L’émergence du droit de chacun à la vie privée et à l’image conduit les juges à être souvent saisis de conflits de voisinage. L’abondance de la jurisprudence atteste de la variété des situations techniques de ces jours et vues et des réponses des juges. Il est important que le maître d’œuvre et l’entrepreneur prennent conscience de ce risque – si l’immeuble à construire ou à réhabiliter est susceptible de comprendre des jours ou des vues – et trouvent un accord avec leur maître d’ouvrage en lui proposant les solutions techniques concrètes répondant aux prescriptions du législateur.

Les jours sont des ouvertures faites dans les murs par où l’on reçoit seulement la lumière, mais elles ne permettent pas de regarder le voisin et ne laissent pas passer l’air. Ce qui entraîne deux notions fondamentales : la translucidité et l’absence d’ouverture. Ces jours dits « de souffrance » sont réglementés différemment selon que le mur concerné est mitoyen ou non. L’article 675 dispose en effet que « l’un des voisins ne peut, sans le consentement de l’autre, pratiquer dans le mur mitoyen aucune fenêtre ou ouverture, en quelque manière que ce soit, même à verre dormant ». Il s’agit alors de respecter strictement les droits du copropriétaire mitoyen qui peut donner son véto sur des modifications du mur mitoyen qui n’ont pas son agrément. Un jour, dit alors « de servitude » ne peut être pratiqué qu’en vertu d’un titre ou d’une convention particulière avec le copropriétaire mitoyen. En revanche, l’exhaussement du mur mitoyen est privatif si le voisin n’y a pas contribué en payant la moitié de la dépense. Un mur est privatif si sa face extérieure se trouve à l’aplomb de la ligne séparative des terrains. Les articles 676 et 677 définissent minutieusement les caractéristiques des jours autorisés au propriétaire du mur : ils doivent être placés à 2,60 m au-dessus du sol au rez-de-chaussée et à 1,90 m aux étages supérieurs. Ils doivent être garnis d’un treillis de fer maillé dont les mailles auront un décimètre d’ouverture au plus et un verre dormant. Ces précisions techniques sont maintenant considérées comme indicatives par la jurisprudence qui autorise des éléments différents, des techniques nouvelles mais d’efficacité équivalente, comme des verres dépolis épais, l’utilisation de matière plastique, de carreaux de verre translucides non-transparents. Ce sont les juges du fond qui apprécient si les caractéristiques du jour querellé par le voisin répondent aux conditions du code civil. Leurs décisions peuvent être plus ou moins strictes, d’où l’importance d’établir un descriptif précis, notamment des matériaux nouveaux utilisés de nature à laisser passer le jour mais pas l’air, ni la vue, ni le jet d’immondices, ni le passage de personnes …

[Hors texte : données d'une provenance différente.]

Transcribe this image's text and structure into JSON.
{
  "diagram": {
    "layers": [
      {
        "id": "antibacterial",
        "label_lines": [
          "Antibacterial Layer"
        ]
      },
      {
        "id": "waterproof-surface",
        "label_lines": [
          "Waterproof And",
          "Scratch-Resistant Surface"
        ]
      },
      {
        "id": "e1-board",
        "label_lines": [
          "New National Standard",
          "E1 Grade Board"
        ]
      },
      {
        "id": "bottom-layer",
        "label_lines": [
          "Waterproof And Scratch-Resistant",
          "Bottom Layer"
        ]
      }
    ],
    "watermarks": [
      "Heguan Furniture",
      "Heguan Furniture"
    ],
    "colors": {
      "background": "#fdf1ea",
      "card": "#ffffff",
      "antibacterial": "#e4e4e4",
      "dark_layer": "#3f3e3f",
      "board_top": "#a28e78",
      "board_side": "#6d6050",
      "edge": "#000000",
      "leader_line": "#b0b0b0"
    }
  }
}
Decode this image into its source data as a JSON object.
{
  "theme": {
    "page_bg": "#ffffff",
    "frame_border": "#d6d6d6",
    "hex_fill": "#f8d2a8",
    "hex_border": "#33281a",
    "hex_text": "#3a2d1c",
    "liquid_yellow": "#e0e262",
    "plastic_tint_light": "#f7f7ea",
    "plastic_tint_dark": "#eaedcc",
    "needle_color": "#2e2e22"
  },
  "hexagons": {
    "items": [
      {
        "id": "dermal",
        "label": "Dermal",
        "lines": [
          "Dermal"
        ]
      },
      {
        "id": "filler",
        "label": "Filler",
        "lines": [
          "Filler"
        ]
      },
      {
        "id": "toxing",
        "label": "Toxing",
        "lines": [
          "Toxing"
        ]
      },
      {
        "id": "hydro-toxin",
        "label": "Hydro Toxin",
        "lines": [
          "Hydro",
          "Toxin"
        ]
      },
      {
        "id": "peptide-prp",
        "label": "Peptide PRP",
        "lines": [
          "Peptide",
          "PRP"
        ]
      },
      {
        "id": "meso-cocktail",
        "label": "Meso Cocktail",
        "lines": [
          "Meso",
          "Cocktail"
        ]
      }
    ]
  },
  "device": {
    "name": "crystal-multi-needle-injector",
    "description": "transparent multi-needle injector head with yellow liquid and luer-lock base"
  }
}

Vues : une notion relative

Ainsi, une ouverture munie de verre perforé ne sera pas admise, car elle ne répond pas aux exigences relatives au bruit, aux odeurs et aux jets d’immondices. Dans certains cas, les tribunaux peuvent aussi prendre en considération les possibilités offertes par les jours à celui qui les établit, au regard des inconvénients réels subis par son voisin, tout autant que la disposition de l’ouverture elle-même. Aucun droit ne peut être conféré au propriétaire d’un jour ne respectant pas les prescriptions du code civil. Et ce, même s’il est toléré pendant de nombreuses années par son voisin qui peut, à tout moment, y mettre un terme. Ces jours litigieux, dits « de tolérance », ne peuvent être acquis par prescription.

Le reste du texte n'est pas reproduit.